L'entretien, hier, du Président de la République, sur TF1, avec les très complaisants Claire Chazal et PPDA (qui suggère des mots lorsque Sarkozy hésite), est assez étrange à regarder. Je suis surpris par un décalage chez le Très Grand Homme (TGH) entre un ton très solonnel -- Qu'est-ce que c'est grave d'être Président de la République -- et un langage très peu soigné, du genre : "Mais bon, voilà, c'est pas possible" ou "je dis pas que j'ai réussi". Dans mon souvenir, son langage était beaucoup plus soigné lors du débat avec Ségolène Royal; j'irais jusqu'à le créditer d'une certaine clarté pédagogique (sans parler de la validité du contenu, bien sûr) qu'il semble avoir laissée de côté. L'entretien d'hier mélangeait bizarrement les genres : le solonnel avec la mise en scène du "Bureau Oval" de Sarkozy, le familier lorsque Claire Chazal se permet de couper la parole du Président; le Très Grand Homme d'Etat et le type sympa, franc. Avec Chirac, on était censé deviner le type sympa derrière l'orateur crispé. Avec Sarkozy, les deux se superposent.
La première remarque de fond je voudrais faire sur cet entretien (j'y reviendrai si j'ai le temps...), concerne la métaphore sportive. C'est très loin d'être une nouveauté : nous avons été suffisamment abreuvés des "match Ségo-Sarko", des "en finale" pour le second tour, et ainsi de suite. Et bien sûr, il y a eu le jogging (un peu moins maintenant, d'ailleurs). Hier, dans son entretien au Parisien, Sarkozy parlait de l'élaboration du nouveau gouvernement:
La soirée électorale de dimanche, il l'a passée à la Lanterne, comme la précédente. Les résultats tombaient ; lui dînait avec son épouse et deux couples d'amis. Nicolas Sarkozy se surprend presque lui-même d'avoir passé ces soirées folles si sereinement, loin de son bureau et de l'excitation générale. « Comme cela, quand je suis arrivé lundi ici, j'étais frais, raconte-t-il. J'ai appelé François (NDLR : Fillon) pour qu'on prenne tout de suite les décisions. » (C'est moi qui souligne, o16o.)

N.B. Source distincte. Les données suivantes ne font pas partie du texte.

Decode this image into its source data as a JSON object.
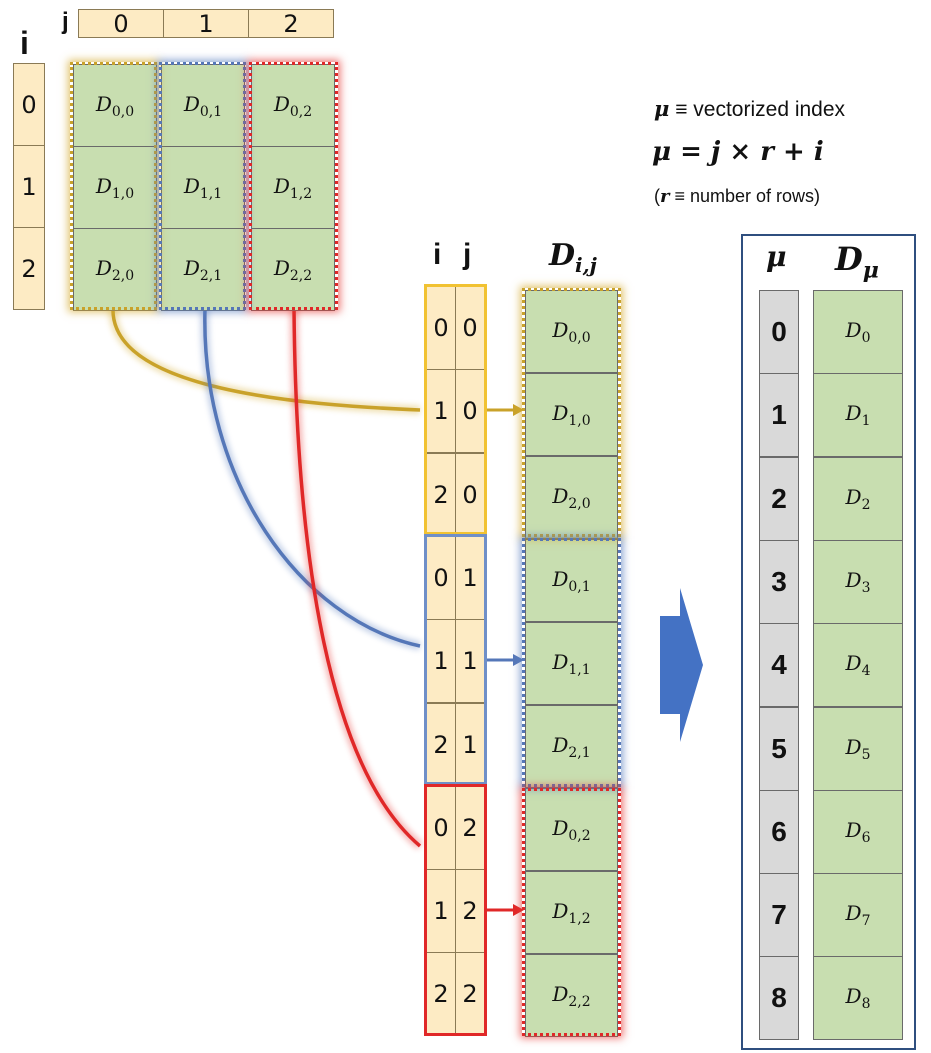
{
  "colors": {
    "yellow": "#d4aa2e",
    "blue": "#5b7fbf",
    "red": "#e53935",
    "tan": "#fdebc4",
    "green": "#c8deb0",
    "gray": "#d9d9d9",
    "arrow": "#4472c4",
    "boxBorder": "#2f4f7f"
  },
  "matrix": {
    "i_label": "i",
    "j_label": "j",
    "col_indices": [
      "0",
      "1",
      "2"
    ],
    "row_indices": [
      "0",
      "1",
      "2"
    ],
    "cells": [
      {
        "base": "D",
        "sub": "0,0"
      },
      {
        "base": "D",
        "sub": "0,1"
      },
      {
        "base": "D",
        "sub": "0,2"
      },
      {
        "base": "D",
        "sub": "1,0"
      },
      {
        "base": "D",
        "sub": "1,1"
      },
      {
        "base": "D",
        "sub": "1,2"
      },
      {
        "base": "D",
        "sub": "2,0"
      },
      {
        "base": "D",
        "sub": "2,1"
      },
      {
        "base": "D",
        "sub": "2,2"
      }
    ]
  },
  "legend": {
    "mu_symbol": "μ",
    "equiv1": " ≡ vectorized  index",
    "equation": {
      "mu": "μ",
      "eq": " = ",
      "j": "j",
      "times": " × ",
      "r": "r",
      "plus": " + ",
      "i": "i"
    },
    "rows_note": {
      "open": "(",
      "r": "r",
      "text": " ≡ number of rows)"
    }
  },
  "middle": {
    "i_header": "i",
    "j_header": "j",
    "d_header": {
      "base": "D",
      "sub": "i,j"
    },
    "pairs": [
      {
        "i": "0",
        "j": "0",
        "base": "D",
        "sub": "0,0"
      },
      {
        "i": "1",
        "j": "0",
        "base": "D",
        "sub": "1,0"
      },
      {
        "i": "2",
        "j": "0",
        "base": "D",
        "sub": "2,0"
      },
      {
        "i": "0",
        "j": "1",
        "base": "D",
        "sub": "0,1"
      },
      {
        "i": "1",
        "j": "1",
        "base": "D",
        "sub": "1,1"
      },
      {
        "i": "2",
        "j": "1",
        "base": "D",
        "sub": "2,1"
      },
      {
        "i": "0",
        "j": "2",
        "base": "D",
        "sub": "0,2"
      },
      {
        "i": "1",
        "j": "2",
        "base": "D",
        "sub": "1,2"
      },
      {
        "i": "2",
        "j": "2",
        "base": "D",
        "sub": "2,2"
      }
    ]
  },
  "vector": {
    "mu_header": "μ",
    "d_header": {
      "base": "D",
      "sub": "μ"
    },
    "rows": [
      {
        "mu": "0",
        "base": "D",
        "sub": "0"
      },
      {
        "mu": "1",
        "base": "D",
        "sub": "1"
      },
      {
        "mu": "2",
        "base": "D",
        "sub": "2"
      },
      {
        "mu": "3",
        "base": "D",
        "sub": "3"
      },
      {
        "mu": "4",
        "base": "D",
        "sub": "4"
      },
      {
        "mu": "5",
        "base": "D",
        "sub": "5"
      },
      {
        "mu": "6",
        "base": "D",
        "sub": "6"
      },
      {
        "mu": "7",
        "base": "D",
        "sub": "7"
      },
      {
        "mu": "8",
        "base": "D",
        "sub": "8"
      }
    ]
  }
}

"J'étais frais", comme un basketteur qui arrive dans le match au moment décisif, qui joue vite, etc. (Plus frais qu'au G8, où il a été de monter un escalier.)
Maintenant, on voit la composition du gouvernement comparée au travail du sélectionneur qui doit créer son "équipe A". Et là j'en viens à la nomination de Bernard Laporte en tant que Secretaire d'Etat. Nicolas Sarkozy admire la "pensée structurée" de Laporte, et surtout:
J'ai toujours beaucoup apprécié la façon dont il expliquait victoire et défaite, problèmes et réussites.
Je dois m'arrêter là pour l'instant, mais permettez-moi de rire un bon coup. Je ne suis pas le rugby, donc je n'ai jamais vu les interventions de M. Laporte, et je ne doute pas une seconde de leur très grande pertinence. Mais quand même : s'il y a un exercice suprême de la langue de bois, c'est le commentaire d'après-match : "J'avais de bonnes sensations", "on n'a pas été assez percutants", "des problèmes de réussite", "les jambes n'ont pas suivi", etc. etc. A priori, cette nomination me semble assez anodine, même si Lilian Thuram aurait mieux incarné l'ouverture ; ce qui n'est pas anodin, en revanche, c'est le fait d'élever le langage du commentaire sportif au rang du discours politique. Ou plutôt: de le placer au dessus du discours politique.